Sopravvenienze da esdebitamento: non imponibili ai fini fiscali

Pubblicato il 26 marzo 2026

Con l’ordinanza n. 6763 del 20 marzo 2026, la Corte di Cassazione è intervenuta in materia di fiscalità della crisi d’impresa, fornendo precisazioni in tema di trattamento fiscale delle sopravvenienze attive derivanti da accordi di ristrutturazione dei debiti ex art. 182-bis l.fall..

L’intervento della Corte chiarisce il rapporto tra l’art. 88, comma 4-ter, TUIR e l’art. 84 TUIR, con specifico riferimento all’utilizzo delle perdite fiscali.

Sopravvenienze attive da ristrutturazione del debito: non imponibilità  

Il caso esaminato  

La controversia trae origine dall’impugnazione di un avviso di accertamento notificato a una società contribuente relativo al periodo d’imposta 2014, con cui l’Agenzia delle Entrate aveva:

In particolare, l’Ufficio aveva ritenuto imponibile la sopravvenienza attiva in quanto l’importo dei debiti stralciati (circa 2,48 milioni di euro) risultava inferiore alle perdite fiscali pregresse (oltre 8,6 milioni di euro).

La Commissione tributaria regionale aveva confermato tale impostazione, ritenendo che la non imponibilità operasse solo per la parte eccedente le perdite.

La questione giuridica  

Il nodo interpretativo rimesso all'esame della Suprema Corte riguarda l’applicazione dell’art. 88, comma 4-ter, TUIR, che prevede un regime di detassazione per le sopravvenienze attive derivanti da procedure di risanamento.

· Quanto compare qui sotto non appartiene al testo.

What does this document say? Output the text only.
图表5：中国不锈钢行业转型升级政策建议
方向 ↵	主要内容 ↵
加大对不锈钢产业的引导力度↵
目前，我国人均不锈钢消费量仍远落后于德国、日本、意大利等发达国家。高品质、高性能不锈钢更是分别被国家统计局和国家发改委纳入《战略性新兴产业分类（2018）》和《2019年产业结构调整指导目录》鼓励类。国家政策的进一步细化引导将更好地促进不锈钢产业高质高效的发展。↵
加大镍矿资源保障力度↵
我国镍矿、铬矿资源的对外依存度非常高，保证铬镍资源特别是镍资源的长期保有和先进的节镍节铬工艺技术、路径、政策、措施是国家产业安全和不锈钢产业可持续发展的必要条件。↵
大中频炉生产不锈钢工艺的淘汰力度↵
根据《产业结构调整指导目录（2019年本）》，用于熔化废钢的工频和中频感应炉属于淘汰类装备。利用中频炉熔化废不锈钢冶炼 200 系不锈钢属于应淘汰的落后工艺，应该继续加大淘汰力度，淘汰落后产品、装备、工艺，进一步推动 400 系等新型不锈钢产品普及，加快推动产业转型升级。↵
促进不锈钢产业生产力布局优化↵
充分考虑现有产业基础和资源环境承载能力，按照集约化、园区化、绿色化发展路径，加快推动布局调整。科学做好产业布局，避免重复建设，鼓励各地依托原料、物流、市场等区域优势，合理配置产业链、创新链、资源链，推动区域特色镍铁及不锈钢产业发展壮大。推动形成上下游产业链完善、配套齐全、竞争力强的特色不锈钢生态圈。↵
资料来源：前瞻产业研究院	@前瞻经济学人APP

Da chiarire, ossia, se, nel caso in cui la sopravvenienza attiva sia inferiore o pari alle perdite fiscali, essa debba comunque essere assoggettata a tassazione oppure se debba considerarsi integralmente non imponibile, in quanto assorbita dalle perdite disponibili.

La CTR aveva optato per la prima soluzione; la contribuente - ricorrente in cassazione - sosteneva la seconda.

Il principio di diritto enunciato dalla Corte  

La Corte di Cassazione accoglie il ricorso della contribuente e formula il seguente principio di diritto:

«ai sensi dell’art. 88, comma 4ter, t.u.i.r., deve escludersi che costituisca sopravvenienza attiva tassabile non solo l’eccedenza dei debiti stralciati per effetto della ristrutturazione prevista dall’art. 182bis l.fall. (oggi art. 58 CCII) rispetto alle perdite, di periodo e pregresse, calcolate nel loro valore integrale, agli interessi passivi ed agli oneri assimilati, ma anche, nella diversa ipotesi in cui i debiti stralciati siano pari o inferiori alle dette perdite, agli interessi passivi ed agli oneri assimilati, l’importo dei detti debiti, dovendo ritenersi (in tutto o in parte) assorbiti nel monte delle perdite».

Il meccanismo di funzionamento della norma  

La Suprema Corte chiarisce che le perdite fiscali, sia pregresse sia di periodo, devono essere considerate per l’intero importo, senza applicazione del limite dell’80% previsto dall’art. 84 del TUIR. Tali perdite devono essere prioritariamente scomputate dalla sopravvenienza attiva.

In concreto, se la sopravvenienza è inferiore o pari alle perdite, non emerge alcun imponibile. Se invece la sopravvenienza è superiore, l’eccedenza non è comunque tassabile. Ne deriva che la sopravvenienza da esdebitamento non genera, in ogni caso, base imponibile.

La Cassazione fonda la propria interpretazione sulla finalità della norma, volta a favorire il risanamento dell’impresa senza aggravio fiscale, e sul divieto di doppia imposizione.

Una diversa lettura comporterebbe, infatti, sia la riduzione delle perdite riportabili sia la tassazione della stessa componente positiva, in contrasto con l’art. 88, comma 4-ter, del TUIR.